Controlling food intake isn’t always a conscious decision, study suggests
A new study found that visual food cues impact both conscious and unconscious behavior, indicating that dietary guidance alone may not be enough for patients with obesity to lose weight.
According to the study, efforts to control obesity usually involve regulating a patient’s eating behaviors with dietary guidance. However, research suggests that about half those who lose weight due to dietary guidance return to their original weight within five years. Published in the journal, PLOS ONE, this investigation sought to explain the limited effectiveness of dietary guidance and better understand the unconscious neural processes that impact eating behaviors.
To do this, a team of scientists led by Takahiro Yoshikawa, MD, a professor at the Graduate School of Medicine at Osaka Metropolitan University in Osaka, Japan, studied neural activity in response to unconscious and conscious visual food stimuli. In addition, participants answered a questionnaire on eating behaviors such as emotional eating and cognitive restraint of food intake.
The study’s results revealed that activity in the inferior frontal gyrus, a region of the brain’s frontal lobe that controls eating behavior, changed when visual food stimuli were presented consciously and unconsciously. In addition, researchers found that these changes correlated to the participants’ questionnaire answers.

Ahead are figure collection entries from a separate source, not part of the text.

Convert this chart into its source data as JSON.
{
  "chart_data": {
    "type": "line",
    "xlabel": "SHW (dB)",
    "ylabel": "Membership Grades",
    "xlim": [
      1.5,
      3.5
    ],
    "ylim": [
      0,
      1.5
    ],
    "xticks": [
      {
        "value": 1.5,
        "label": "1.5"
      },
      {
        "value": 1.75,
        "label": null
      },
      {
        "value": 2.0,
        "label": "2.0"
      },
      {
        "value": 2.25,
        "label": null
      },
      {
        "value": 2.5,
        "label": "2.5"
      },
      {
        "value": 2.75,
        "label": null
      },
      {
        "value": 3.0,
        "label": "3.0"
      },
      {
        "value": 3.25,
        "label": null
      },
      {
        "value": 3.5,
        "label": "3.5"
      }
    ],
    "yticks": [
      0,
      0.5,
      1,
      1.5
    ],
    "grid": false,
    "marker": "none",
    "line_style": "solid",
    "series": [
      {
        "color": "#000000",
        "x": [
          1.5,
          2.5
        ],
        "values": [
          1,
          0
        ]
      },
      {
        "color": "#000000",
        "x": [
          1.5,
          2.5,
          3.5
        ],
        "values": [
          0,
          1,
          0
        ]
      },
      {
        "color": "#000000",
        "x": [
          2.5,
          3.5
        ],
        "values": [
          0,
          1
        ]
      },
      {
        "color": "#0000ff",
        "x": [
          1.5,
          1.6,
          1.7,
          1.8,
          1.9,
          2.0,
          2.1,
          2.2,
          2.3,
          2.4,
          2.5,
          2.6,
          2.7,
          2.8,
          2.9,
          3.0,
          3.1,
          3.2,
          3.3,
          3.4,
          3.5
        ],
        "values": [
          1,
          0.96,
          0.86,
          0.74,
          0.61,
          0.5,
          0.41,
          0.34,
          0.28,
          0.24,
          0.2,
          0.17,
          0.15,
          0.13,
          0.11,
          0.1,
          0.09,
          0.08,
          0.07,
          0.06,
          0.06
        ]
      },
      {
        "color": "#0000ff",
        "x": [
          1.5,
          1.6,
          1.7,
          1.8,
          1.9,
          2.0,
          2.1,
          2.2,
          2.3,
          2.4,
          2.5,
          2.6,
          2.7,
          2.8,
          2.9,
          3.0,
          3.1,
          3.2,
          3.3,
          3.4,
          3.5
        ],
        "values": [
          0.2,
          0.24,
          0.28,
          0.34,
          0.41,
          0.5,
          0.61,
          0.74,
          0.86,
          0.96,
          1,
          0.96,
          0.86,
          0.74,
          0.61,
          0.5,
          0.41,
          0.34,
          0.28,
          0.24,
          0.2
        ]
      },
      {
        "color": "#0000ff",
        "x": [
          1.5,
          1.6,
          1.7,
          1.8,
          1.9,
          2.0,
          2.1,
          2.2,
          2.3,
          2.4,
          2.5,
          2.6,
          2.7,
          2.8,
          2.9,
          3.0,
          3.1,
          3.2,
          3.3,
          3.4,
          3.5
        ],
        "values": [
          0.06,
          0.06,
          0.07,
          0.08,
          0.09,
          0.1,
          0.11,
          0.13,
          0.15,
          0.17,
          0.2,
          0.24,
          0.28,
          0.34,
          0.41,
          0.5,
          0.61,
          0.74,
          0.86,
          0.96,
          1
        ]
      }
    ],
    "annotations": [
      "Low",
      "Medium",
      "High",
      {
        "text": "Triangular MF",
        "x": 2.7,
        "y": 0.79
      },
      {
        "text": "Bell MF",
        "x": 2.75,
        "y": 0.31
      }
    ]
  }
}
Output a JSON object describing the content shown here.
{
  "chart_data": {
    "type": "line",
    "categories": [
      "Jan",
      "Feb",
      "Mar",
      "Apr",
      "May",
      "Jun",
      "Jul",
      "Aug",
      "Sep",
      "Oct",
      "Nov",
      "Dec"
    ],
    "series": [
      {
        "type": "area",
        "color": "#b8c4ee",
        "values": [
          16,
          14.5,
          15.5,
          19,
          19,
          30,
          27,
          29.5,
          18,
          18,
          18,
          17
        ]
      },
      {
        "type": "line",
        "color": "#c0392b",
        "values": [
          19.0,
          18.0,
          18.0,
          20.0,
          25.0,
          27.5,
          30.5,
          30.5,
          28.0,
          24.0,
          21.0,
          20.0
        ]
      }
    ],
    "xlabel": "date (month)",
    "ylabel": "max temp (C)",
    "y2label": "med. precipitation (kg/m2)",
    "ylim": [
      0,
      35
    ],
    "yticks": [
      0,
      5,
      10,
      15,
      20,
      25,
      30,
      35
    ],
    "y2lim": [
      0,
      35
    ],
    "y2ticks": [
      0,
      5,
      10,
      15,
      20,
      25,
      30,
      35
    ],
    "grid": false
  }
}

According to researchers, these results indicate that both unconscious and conscious neural processes much be considered when studying ways to regulate eating behavior.
"If we can learn more in future research about how eating behavior is controlled by unconscious neural processes, we can combine that understanding with our current knowledge of conscious neural processes to potentially develop more effective methods for regulating eating behavior," said Yoshikawa.